When Trei loses his family in a tragic disaster, he must search out distant relatives in a new land. The Floating Islands are unlike anything Trei has ever seen: stunning, majestic, and graced with kajurai, men who soar the skies with wings.
Trei is instantly sky-mad, and desperate to be a kajurai himself. The only one who fully understands his passion is Araené, his newfound cousin. Prickly, sarcastic, and gifted, Araené has a secret of her own . . . a dream a girl cannot attain.
Trei and Araené quickly become conspirators as they pursue their individual paths. But neither suspects that their lives will be deeply entwined, and that the fate of the Floating Islands will lie in their hands. . . .
Filled with rich language, and told in alternating voices, The Floating Islands is an all-encompassing young adult fantasy read.
I really liked the parallel between Trei and Araené’s individual struggles regarding the roles they were intended to fill and the ones they’ve chosen instead. In my eyes, Trei’s struggle is the more difficult one to overcome. Being half Toulounnese and half Islander, raised in Toulounn and having been relocated to the Floating Islands after the destruction of his family, Trei doesn’t know which nation he’s supposed to identify with and whether he should even be allowed to do so with whichever one he chooses. He’s accepted by the wind dragons to train to become a kajurai, but part of him can’t help but sympathize and identify with Toulounn’s attack on the Islands because he had never before questioned the inevitability or rightness of Toulounn as a conquering nation. I appreciated how this never become a cut-and-dry problem and even when Trei takes action against Toulounn on behalf of the Floating Islands, it’s not because he now thinks Toulunn is completely evil, but because the Floating Islands are where he has chosen to call home.

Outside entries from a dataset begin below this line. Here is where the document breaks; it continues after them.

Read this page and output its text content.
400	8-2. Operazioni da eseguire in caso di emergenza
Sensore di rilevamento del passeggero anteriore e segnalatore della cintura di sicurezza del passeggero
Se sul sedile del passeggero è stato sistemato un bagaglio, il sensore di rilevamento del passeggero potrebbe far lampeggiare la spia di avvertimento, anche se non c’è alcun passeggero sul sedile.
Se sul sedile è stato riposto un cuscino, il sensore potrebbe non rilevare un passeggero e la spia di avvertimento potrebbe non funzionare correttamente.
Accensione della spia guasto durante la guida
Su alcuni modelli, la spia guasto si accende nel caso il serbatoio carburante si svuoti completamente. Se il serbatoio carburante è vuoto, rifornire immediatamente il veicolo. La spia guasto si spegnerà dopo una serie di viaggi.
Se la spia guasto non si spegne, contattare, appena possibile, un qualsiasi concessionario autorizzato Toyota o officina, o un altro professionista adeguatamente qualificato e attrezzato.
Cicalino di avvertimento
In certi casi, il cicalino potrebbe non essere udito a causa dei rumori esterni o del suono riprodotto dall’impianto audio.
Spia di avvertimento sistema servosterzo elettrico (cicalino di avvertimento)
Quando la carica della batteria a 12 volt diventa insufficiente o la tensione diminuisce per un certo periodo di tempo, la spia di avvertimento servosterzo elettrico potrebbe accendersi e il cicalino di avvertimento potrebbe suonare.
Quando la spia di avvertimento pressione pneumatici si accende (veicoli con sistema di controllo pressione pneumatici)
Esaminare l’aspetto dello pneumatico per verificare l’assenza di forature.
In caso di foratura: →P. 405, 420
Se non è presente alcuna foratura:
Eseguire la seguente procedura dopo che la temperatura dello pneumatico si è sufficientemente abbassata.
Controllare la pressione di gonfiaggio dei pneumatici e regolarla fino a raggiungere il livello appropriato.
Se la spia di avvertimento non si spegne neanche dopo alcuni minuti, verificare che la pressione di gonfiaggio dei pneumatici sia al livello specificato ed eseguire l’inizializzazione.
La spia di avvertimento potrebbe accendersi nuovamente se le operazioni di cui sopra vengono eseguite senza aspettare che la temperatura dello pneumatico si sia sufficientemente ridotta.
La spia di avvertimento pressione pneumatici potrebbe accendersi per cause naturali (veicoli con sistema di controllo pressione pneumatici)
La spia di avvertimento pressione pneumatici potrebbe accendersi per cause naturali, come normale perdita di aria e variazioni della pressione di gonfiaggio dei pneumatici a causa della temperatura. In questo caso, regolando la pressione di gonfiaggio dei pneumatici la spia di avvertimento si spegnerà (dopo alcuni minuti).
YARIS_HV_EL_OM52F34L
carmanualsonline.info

Araené, on the other hand, is caught between being the upper-class daughter she’s expected to be, the chef she wants to become, and the mage she seems to be developing into. The latter two require her to be male, and so she takes on that role to learn how to become that mage. While Trei is more confused and conflicted than anything else, Araené is fully bitter that this is what she was born into and her lot in life won’t change unless she drastically changes it herself.
The author’s writing was so. pretty. During the week that I was reading this, I hadn’t been in the mood to read any text for fun that required me to read slowly and pay attention (which meant I put the book aside more often than I meant to), but really, once I stopped trying to speed through and started lying back and appreciating the words she used and the descriptions she came up with, I fell in love. The language isn’t obviously obtuse or flowery, but the author has a way of stringing words together to describe flying, magic, dragons, and even the tastes Araené experiences in a uniquely evocative way. Just… gah. I almost want to apologize to the author for not reading this at a more optimal time when I would have taken all the time I needed to fully absorb how beautifully crafted her writing is.
I will say that the world in this book felt strange in some aspects, largely in that it was clear the author had come up with a very detailed plan for how this world works, what the different countries are like, cultures, outlooks on life, etc, but decided to only reveal a little bit of that information in the book. For example, Toulounn prides itself on its military strength, sees war as a game, and views conquering other countries as the natural order of things. “Toulounn soldiers are the best in the world,” goes the saying. But the way these facts were applied felt reductive, like any ambiguity or complexity was erased. Maybe I just can’t buy the existence of a conquering nation that has no sign of court or military intrigue whatsoever and that all of the military personnel and even the Little Emperor himself, would be fully honest and forthright to the point of fully disclosing future plans on conquering the Floating Islands a second time after being defeated.
Similarly, barely anything is mentioned about the difference in male and female roles in the Floating Islands, beyond the fact that women of good family learn to keep house, get married, aren’t schooled in any way, and supposedly aren’t mages. But when Araené learns she has the ability to become a mage, she doesn’t ask why she has the power in the first place. Obviously, the fact that she’s female is a huge impediment and something she’s very keen to hide, but it felt odd that she never stopped and questioned why on earth she was a mage when presumably she would have learned that all mages are male and no female mages exist or have existed. And then when all of her (male) compatriots and teachers find out she’s female, none of them go, “WTF, women aren’t mages!” and one of them even says, “Oh yeah, female mages actually existed a long time ago.” So… why was the gender divide even important in the first place?
This also extended to events such as the volcano that wiped out Trei’s family, the sickness that killed off Araené’s, the politics of the Floating Islands, and even the religion that seems to be shared by both them and Toulounn. I can understand not going into huge detail behind the first two things – they happened immediately and inexplicably and major, catastrophic events like that happen. But with everything else, it kept feeling like the author was doling out only as much detail as she needed to and not a drop more. By the end of the book, this was aggravating; the story ended up being simultaneously complex and simplistic.
All that being said, I do think Rachel Neumeier is a lovely writer and I do want to read more of her books. Trei and Araené were well-drawn characters and when she actually described and fleshed out the world she created, it was solid, detailed, and magical. I will probably read her other books during times when I am not drowning in work (which means I shouldn’t read them when the school year starts up again because Thesis!)